僕と狼姉様の十五夜幻想物語 ー温泉旅館から始まる少し破廉恥な非日常ー

稲荷一等兵

第17節7部ー続・姉とのお風呂ー

 まあ僕もタオルは腰に巻いてるわけなんだけど。伊代姉はどことなく恥ずかしそうに脱衣所から出てきた。
 それにしても、とんでもないスタイルだ……。銀露ほどの大きさはないにしても、同年代の人たちの中ではぶっちぎりで胸大きいし、背も僕より高い。

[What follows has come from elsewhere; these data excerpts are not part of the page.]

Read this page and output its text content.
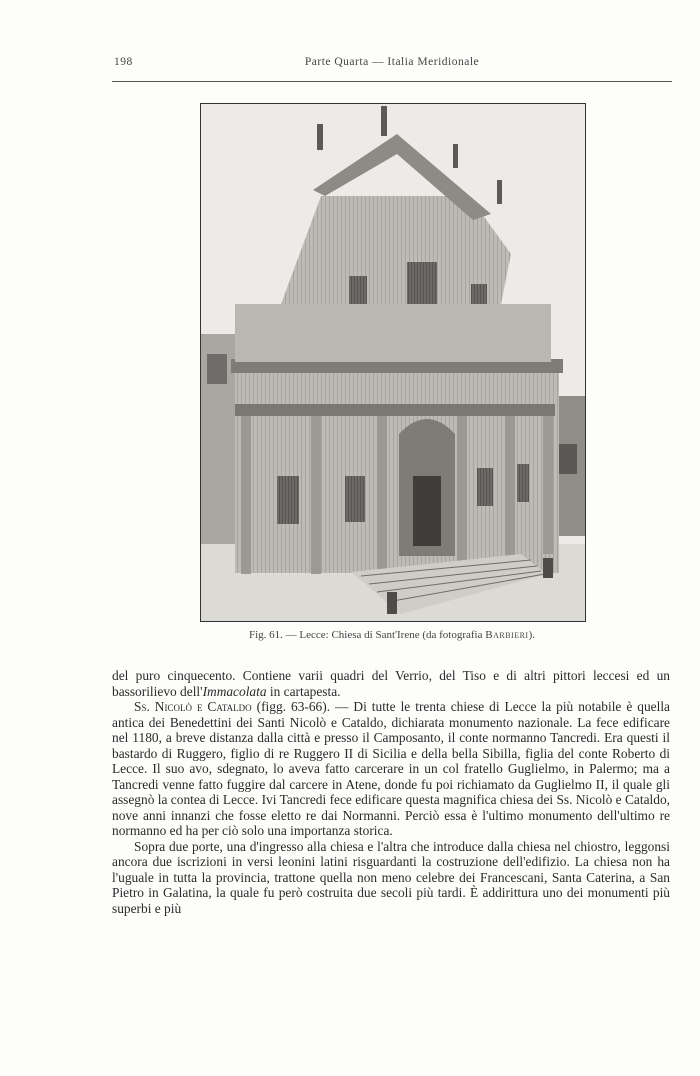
198	Parte Quarta — Italia Meridionale
Fig. 61. — Lecce: Chiesa di Sant'Irene (da fotografia Barbieri).

del puro cinquecento. Contiene varii quadri del Verrio, del Tiso e di altri pittori leccesi ed un bassorilievo dell'Immacolata in cartapesta.

Ss. Nicolò e Cataldo (figg. 63-66). — Di tutte le trenta chiese di Lecce la più notabile è quella antica dei Benedettini dei Santi Nicolò e Cataldo, dichiarata monumento nazionale. La fece edificare nel 1180, a breve distanza dalla città e presso il Camposanto, il conte normanno Tancredi. Era questi il bastardo di Ruggero, figlio di re Ruggero II di Sicilia e della bella Sibilla, figlia del conte Roberto di Lecce. Il suo avo, sdegnato, lo aveva fatto carcerare in un col fratello Guglielmo, in Palermo; ma a Tancredi venne fatto fuggire dal carcere in Atene, donde fu poi richiamato da Guglielmo II, il quale gli assegnò la contea di Lecce. Ivi Tancredi fece edificare questa magnifica chiesa dei Ss. Nicolò e Cataldo, nove anni innanzi che fosse eletto re dai Normanni. Perciò essa è l'ultimo monumento dell'ultimo re normanno ed ha per ciò solo una importanza storica.

Sopra due porte, una d'ingresso alla chiesa e l'altra che introduce dalla chiesa nel chiostro, leggonsi ancora due iscrizioni in versi leonini latini risguardanti la costruzione dell'edifizio. La chiesa non ha l'uguale in tutta la provincia, trattone quella non meno celebre dei Francescani, Santa Caterina, a San Pietro in Galatina, la quale fu però costruita due secoli più tardi. È addirittura uno dei monumenti più superbi e più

 何より、細身の体でこれだけのおっぱい持ってたら目立って仕方ないんじゃないかな。

「ふふ、なぁに千草。えらく興味ありげじゃない。姉の体に」
「そりゃもうそれだけ成長してたら見ちゃうのもしかたないよ。ばいんばいんじゃん!」
「あー、胸しか見てないのね。ふーん、千草ってば男の子ー」
「そりゃ男の子ですから」

 じとりとした目つきで僕を睨んでくる伊代姉を尻目に、僕は洗い場に桶と椅子を用意してシャワーを浴びた。伊代姉もそれに続いて、僕の隣に座って……。

「いよね……近い近い!」
「どうせ洗いっこするんでしょう? いいじゃない近い方が」

 肩どころか胸まで僕に当たってるんだけど……。さっきまでちょっと恥ずかしがってたのはなんだったんだ!
 伊代姉は一度肝が座ると強かったからなぁ、昔から。それが今のに関係あるのかはわからないけど。

「んじゃあ伊代姉の背中洗ってあげるよ」
「ん、はいどーぞ」

 はらりと体に巻いていたタオルを取って、僕に背中を向けた伊代姉。その白くて綺麗な背中に、僕はぺたりと手を置いた。

「んっ、冷たいわよ!」
「ごめんごめん。とっても綺麗な背中だったからつい……」
「ふぅん……ま、悪い気はしないわ。もっと褒めてもいいのよ。男に触らせたことなんてないんだから。あんただけね」

 椅子と接してるお尻がほとんど形を変えないほど、ハリがあって形のいいお尻。後ろからでもわかる胸の大きさ。普通、放っとかないよね……周りの男子たちが。
 弟であるはずの僕に対して、随分貞操を守っていることをアピールしてくるのはなんなんだろうか。いや、そりゃ姉とはいえ男をとっかえひっかえしていていい気はしないんだけど……。

 僕は泡立てたタオルで伊代姉の背中を丁寧に洗い始めた。どこかくすぐったそうに、体を少し震わせた伊代姉だったけど、心地好さそうにしてくれてる。

「伊代姉」
「ん?」
「弓道の調子はどう?」
「んー。最近すこぶるいいわよ。体は出来てきてるから、あとは精神面だけだったのよね。やっぱりあんたがいると違うわ。まあ、面倒臭い先輩がいるから、調子良ければ良いで絡まれるし、厄介ではあるけれど」
「厄介な先輩?」
「ええ、神谷っていう、うちの部長なんだけど。私に気があるみたいでしょっちゅう話しかけてくるのよ。その好意はありがたいんだけど……私にはその気はないから。まあ、それでも胸ばっかり見てくるゲスな男子どもよりはマシなんだけど、ね」

 そりゃ、伊代姉美人だけど、目つきは鋭いから目を合わせづらいんじゃなかろうか……。かといって視線を下げるとおっぱいがあるわけで。